Luxury consumers in particular will splurge on luxury goods but they are not frivolous. They spend money with an expectation of a certain level of quality or service. A majority of them are well-educated and will hold brands accountable if they feel as if they are being taken advantage of. Customers in general are willing to pay for a better experience and a higher quality because those are the most meaningful and memorable.

Grace Eleyae Founder, Grace Eleyae

As the beauty industry moves more and more towards inclusivity, controversies like this one make it clear the importance of connecting with customers in order to provide value. At the same time, this was a great lesson in branding and PR—if the advent calendar was meant to create added buzz around the brand—because then it seems to have worked perfectly. In an age where so many mediums are competing for consumers’ attention, beauty brands have to be strategic in their efforts to hold any kind of gaze, and this has gotten the brand back to center stage.

Jono Waks Founder, JonoPRO

Beware the internet mob! It only takes one thing to upset someone and, if it takes off, wow, you've got a consumer crisis on your hands that will spread quickly. In this case, Chanel created what is obviously an inferior product—I mean, stickers? A $2 branded shoe bag?

This said, they did list what they were selling in the description. Sadly, people don't read what they should, merely glancing over an item, then getting upset with the brand for not delivering what they envisioned.

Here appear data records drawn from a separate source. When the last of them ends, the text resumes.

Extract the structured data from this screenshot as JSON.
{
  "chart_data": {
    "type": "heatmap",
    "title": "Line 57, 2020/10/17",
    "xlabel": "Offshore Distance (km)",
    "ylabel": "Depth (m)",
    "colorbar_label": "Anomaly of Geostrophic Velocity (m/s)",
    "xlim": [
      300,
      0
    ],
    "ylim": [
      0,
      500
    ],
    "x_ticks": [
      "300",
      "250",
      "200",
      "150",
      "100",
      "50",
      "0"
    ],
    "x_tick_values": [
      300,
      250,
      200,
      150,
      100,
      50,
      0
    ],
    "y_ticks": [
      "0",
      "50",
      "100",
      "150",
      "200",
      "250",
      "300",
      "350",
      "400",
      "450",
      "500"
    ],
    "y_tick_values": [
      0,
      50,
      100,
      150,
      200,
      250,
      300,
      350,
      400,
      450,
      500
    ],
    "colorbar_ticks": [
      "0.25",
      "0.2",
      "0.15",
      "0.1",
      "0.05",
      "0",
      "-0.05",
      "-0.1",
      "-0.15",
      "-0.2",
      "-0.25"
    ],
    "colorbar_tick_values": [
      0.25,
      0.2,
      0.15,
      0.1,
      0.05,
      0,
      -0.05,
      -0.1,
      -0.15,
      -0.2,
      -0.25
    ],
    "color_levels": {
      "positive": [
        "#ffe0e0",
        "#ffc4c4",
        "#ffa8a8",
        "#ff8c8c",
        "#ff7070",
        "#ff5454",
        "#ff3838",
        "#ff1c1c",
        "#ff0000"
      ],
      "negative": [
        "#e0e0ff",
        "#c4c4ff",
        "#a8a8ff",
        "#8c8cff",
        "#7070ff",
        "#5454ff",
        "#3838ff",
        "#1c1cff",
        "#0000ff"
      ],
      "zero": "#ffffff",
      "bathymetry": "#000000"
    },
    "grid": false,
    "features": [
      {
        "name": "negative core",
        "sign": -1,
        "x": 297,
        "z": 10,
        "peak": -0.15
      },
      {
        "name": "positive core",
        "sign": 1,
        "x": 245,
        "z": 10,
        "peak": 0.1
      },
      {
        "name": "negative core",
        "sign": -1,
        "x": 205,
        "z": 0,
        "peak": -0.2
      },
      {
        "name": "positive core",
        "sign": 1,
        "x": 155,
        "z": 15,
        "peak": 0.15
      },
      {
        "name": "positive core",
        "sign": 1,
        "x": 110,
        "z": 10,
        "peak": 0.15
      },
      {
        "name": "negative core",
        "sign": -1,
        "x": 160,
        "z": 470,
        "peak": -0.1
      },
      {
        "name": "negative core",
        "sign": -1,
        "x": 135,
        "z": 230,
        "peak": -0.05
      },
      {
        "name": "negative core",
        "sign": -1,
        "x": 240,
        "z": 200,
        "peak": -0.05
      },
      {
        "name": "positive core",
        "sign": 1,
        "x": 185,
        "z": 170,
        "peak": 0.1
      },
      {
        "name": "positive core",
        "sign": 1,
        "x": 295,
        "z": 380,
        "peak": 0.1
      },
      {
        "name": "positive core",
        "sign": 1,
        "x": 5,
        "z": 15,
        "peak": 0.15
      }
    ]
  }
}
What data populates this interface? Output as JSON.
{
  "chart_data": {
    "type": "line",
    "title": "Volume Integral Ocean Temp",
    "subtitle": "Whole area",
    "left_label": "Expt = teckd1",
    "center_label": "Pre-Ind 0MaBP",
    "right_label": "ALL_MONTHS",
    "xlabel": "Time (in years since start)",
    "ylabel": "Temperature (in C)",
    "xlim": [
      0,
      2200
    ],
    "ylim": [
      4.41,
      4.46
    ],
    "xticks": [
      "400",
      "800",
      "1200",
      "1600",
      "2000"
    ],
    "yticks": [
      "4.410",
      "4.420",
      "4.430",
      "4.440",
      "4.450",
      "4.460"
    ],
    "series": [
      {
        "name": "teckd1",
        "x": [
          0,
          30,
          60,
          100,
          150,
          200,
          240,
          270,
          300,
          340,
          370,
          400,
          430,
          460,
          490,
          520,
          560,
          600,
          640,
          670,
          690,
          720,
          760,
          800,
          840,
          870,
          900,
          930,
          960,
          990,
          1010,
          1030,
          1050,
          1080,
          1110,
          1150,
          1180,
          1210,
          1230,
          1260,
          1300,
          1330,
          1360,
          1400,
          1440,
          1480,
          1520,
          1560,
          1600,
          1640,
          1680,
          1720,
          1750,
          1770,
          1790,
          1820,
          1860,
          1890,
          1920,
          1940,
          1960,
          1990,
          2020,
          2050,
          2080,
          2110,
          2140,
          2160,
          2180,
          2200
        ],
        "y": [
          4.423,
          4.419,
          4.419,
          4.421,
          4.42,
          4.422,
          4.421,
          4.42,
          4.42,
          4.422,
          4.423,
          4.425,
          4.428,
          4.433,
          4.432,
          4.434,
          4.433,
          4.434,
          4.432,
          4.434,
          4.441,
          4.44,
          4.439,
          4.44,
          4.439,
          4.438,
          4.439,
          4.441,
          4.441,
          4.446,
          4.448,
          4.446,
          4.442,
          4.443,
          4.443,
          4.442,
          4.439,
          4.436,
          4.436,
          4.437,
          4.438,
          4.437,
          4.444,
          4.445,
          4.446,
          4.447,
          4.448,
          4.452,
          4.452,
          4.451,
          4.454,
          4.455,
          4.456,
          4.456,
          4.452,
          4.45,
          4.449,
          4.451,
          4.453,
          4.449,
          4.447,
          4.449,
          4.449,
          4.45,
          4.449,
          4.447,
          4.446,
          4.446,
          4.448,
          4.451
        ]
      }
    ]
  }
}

A good social media team with the ability to manage a crisis is incredibly important. Not all social media is about kittens and grandma doing the latest TikTok dance, sometimes it's a genuine gripe that, if not nipped in the bud, will spiral out of control as in the case of the Chanel advent calendar. People like to pile on and that's what happened here.

I'm sure none of the worldwide complainers actually read the product description, but does it matter? The damage is done. A good crisis team on social, maybe with a bit of humor and the discrete offer of a refund, would have calmed these waters.

Evelyn Subramaniam Founder, Bija Essence

One big lesson that Bija Essence clarified from Chanel's beauty advent calendar controversy is that many consumers will pay any price for a brand product and/or to be associated with it. In this case, Chanel. We all know that most luxury brands' products have very large margins. Many customers are willing to pay a premium on those goods, just as many paid $825 for the Chanel advent calendar, which total value is said to have been around $250. Therefore, the lesson here is that people are buying into the brand, experience or association. Case in point: The calendar is currently sold out!

In my view, Chanel listed the calendar’s content for all to review before purchase. Therefore, it is up to the customer to dictate the market value.

Yaminah Childress Founder, Yany Beauty

Chanel’s beauty advent calendar controversy is just one in a long line of social media controversies faced by businesses in different industries this year. There are definitely lessons to be learned. For beauty brands specifically, I think the two major lessons are:

Don’t over sensationalize. Many beauty brands have excellent products, but I think showing the reality is better when promoting them to customers. Overpromising and delivering something less than expected will surely make a brand go viral in the worst way.

Deliver on your brand promise. When people pay for luxury products, they expect luxury; when they pay for clean, they expect clean, etc. If a beauty brand delivers what they promise, I think all will be fine! Controversy averted.